Σάββατο, 23 Μαΐου 2015

Programming Target and Breakout Boards using a Launchpad

Using the launchpad as a spy bi-wire programmer is not new: People have been doing it with the value line launchpads for ages. But how about using a launchpad to program a chip in LQFP-64, LQFP-80 or LQFP-100 package (or in other SMT style packages). These chips cannot be directly breadboarded but compared to the THT MSPs, they are a lot more powerful, hence a lot more desirable :)

As I found out, there is more than one way to use your trusty launchpad to program these.

The Target Board

Texas Instruments sells boards equipped with ZIF (Zero Insertion Force) sockets for just about every package type they produce an MSP in. The boards alone sell for about 80-100 USD officially, but you can get much better prices on ebay. The target board will allow you to insert your MSP, connect it to a JTAG programmer (sold separately), program it and then remove it and use it in your PCB or prototype board.
Guess what: you don't really need to buy the JTAG programmer (FET interface), since you already have the launchpad!
I recently acquired an LQFP-100 target board (MSP-TS430PZ100B) and a couple of MSP430F6736 and set out to find how to program them using the F5529 launchpad.  It turned out to be pretty easy:


Launchpad to Target board

The connections are straightforward:

Launchpad to target board schematic
Your launchpad will program and also power the chip in the target board. Don't forget to set your target board configuration to Spy bi-wire. There is usually a set of jumpers that you have to move to the SBW position:


While a target board is handy, it will only allow you to program specific types of chips (unless you start collecting target boards, which might become a rather expensive hobby). But there is another way to program MSPs and use them for prototyping too: the breakout boards.
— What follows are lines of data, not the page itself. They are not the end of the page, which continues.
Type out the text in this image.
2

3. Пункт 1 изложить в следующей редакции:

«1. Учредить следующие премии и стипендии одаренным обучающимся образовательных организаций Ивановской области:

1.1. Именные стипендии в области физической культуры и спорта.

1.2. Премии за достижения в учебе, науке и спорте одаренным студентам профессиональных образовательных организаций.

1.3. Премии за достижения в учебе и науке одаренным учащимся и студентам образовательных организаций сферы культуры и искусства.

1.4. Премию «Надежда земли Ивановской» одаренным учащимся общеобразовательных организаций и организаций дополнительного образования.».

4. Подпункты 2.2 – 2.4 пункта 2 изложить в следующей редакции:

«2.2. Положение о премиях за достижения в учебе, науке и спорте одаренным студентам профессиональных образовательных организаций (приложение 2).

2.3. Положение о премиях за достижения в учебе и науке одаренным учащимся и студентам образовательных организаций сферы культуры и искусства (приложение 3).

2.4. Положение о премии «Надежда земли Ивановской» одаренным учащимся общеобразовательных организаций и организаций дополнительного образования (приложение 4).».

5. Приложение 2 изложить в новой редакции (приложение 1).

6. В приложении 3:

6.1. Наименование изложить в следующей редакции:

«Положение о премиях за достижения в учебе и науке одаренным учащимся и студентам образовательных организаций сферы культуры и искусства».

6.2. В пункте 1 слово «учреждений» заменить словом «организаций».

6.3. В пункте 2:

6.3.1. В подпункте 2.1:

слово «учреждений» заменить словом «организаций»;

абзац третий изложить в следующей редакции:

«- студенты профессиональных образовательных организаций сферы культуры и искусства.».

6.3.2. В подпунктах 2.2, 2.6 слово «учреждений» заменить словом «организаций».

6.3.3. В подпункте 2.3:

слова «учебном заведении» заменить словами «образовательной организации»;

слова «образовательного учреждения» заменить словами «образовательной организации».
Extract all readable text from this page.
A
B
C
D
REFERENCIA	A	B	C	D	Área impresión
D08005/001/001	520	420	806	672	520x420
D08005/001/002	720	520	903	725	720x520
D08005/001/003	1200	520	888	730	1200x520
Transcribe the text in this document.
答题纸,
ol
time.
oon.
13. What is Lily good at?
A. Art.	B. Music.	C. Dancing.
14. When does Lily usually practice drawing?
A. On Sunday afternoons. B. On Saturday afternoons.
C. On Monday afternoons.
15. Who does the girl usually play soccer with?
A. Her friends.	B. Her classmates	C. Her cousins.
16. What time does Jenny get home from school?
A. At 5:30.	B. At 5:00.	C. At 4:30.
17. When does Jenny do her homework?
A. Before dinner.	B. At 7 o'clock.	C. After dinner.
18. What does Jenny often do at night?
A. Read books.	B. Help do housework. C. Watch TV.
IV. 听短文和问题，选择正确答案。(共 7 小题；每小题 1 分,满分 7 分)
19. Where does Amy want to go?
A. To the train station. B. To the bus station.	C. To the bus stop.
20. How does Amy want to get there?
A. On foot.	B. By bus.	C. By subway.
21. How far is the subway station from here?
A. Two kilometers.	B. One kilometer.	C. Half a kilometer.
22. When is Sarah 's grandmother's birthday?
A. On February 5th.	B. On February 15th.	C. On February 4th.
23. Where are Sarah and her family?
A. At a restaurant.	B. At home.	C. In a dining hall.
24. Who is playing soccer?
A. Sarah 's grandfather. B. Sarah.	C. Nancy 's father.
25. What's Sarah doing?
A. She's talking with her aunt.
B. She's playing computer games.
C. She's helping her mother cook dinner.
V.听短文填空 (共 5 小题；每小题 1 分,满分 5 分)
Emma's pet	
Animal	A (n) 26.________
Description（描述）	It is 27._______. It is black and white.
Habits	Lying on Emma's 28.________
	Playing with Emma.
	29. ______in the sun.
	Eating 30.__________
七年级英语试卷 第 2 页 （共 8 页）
Programming a Breakout Board

Fortunately, eBay is full of sellers for breakout boards of any type. I ordered ten LQFP-100 boards from a seller in China. These were promptly delivered and I soldered a couple of F6736 chips on them:


After soldering some headers on it, I set out to find the minimum circuit that would allow this little board to work and get programmed by my launchpad. It basically comes down to this:


You will have to look at the datasheet for your specific MSP to find out which pins to connect and where. There will be more than a couple of pins that need to be tied to Vcc and GND and also a few that will require capacitors to GND. The spy bi-wire interface needs a few additional components (you can probably ommit the 330 Ohms resistor though). And this is how it looks like:

Launchpad to breakout board

Yes, it's a big mess of wires. But it works!
And of course if you are designing your own PCB, you can just provide a port for the spy bi-wire pins and program your MSP directly in circuit. Either way, MSP programming is a lot of fun!